When creating a site collection in stsadm there are 2 commands I could use: createsite and createsiteinnewdb, where the latter creates a new content database for the site collection.

Reading around the blogs (e.g. this post), I see people saying that having each site collection in its own content database is a good idea. It can:

  • stop you getting overly large DBs
  • simplify backup/restore
  • be good for disaster recovery.

As far as I can tell (being new to SharePoint..) it looks like a good idea. Are there any counter-arguments as to why I shouldn't create a new content database for each site collection?

4 Answers 4


I would like to take the opportunity to pimp a few of the posts on my own blog:

Environments can vary quite a bit in the number of site collections they will have or how deep the site hierarchies will go.

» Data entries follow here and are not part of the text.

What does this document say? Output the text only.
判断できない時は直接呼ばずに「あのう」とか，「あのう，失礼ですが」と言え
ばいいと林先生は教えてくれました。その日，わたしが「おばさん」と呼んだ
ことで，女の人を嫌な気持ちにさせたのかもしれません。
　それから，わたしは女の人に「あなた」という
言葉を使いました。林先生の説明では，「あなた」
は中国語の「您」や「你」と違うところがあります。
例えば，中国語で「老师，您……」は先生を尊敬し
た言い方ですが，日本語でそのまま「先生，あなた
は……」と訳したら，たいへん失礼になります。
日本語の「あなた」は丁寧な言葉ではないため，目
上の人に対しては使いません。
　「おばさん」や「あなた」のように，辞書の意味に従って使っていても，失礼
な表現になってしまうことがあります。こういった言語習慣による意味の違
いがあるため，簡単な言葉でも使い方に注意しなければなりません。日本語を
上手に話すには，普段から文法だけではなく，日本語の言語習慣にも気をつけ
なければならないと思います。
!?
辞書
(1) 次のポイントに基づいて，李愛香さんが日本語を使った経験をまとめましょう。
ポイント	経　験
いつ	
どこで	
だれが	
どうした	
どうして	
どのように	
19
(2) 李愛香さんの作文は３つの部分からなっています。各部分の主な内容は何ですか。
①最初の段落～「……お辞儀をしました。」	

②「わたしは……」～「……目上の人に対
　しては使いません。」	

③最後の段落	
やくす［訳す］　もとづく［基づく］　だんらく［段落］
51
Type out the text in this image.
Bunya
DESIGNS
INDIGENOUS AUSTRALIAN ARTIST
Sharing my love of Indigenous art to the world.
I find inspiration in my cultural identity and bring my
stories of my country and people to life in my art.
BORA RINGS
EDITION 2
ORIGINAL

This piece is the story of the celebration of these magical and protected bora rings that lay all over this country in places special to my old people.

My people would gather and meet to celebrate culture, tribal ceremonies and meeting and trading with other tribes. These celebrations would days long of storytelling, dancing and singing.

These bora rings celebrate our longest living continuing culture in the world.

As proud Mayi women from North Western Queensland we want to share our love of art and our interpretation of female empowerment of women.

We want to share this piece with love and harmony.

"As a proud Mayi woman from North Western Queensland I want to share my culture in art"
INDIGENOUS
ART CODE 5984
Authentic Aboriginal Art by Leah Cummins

The amount of content in those site collections also can very. I once had a sub-site that out of nowhere grew to 40GB which is obviously not good. It was moved to its own.

I tend to try and understand the type of site that it will be and have some expectation as to how large it will grow. I then put it in a content db based on those assumptions. If it is expected to be a site collection with many sub-sites, or if it will hold a lot of content (ECM) I will assign it its own Content DB.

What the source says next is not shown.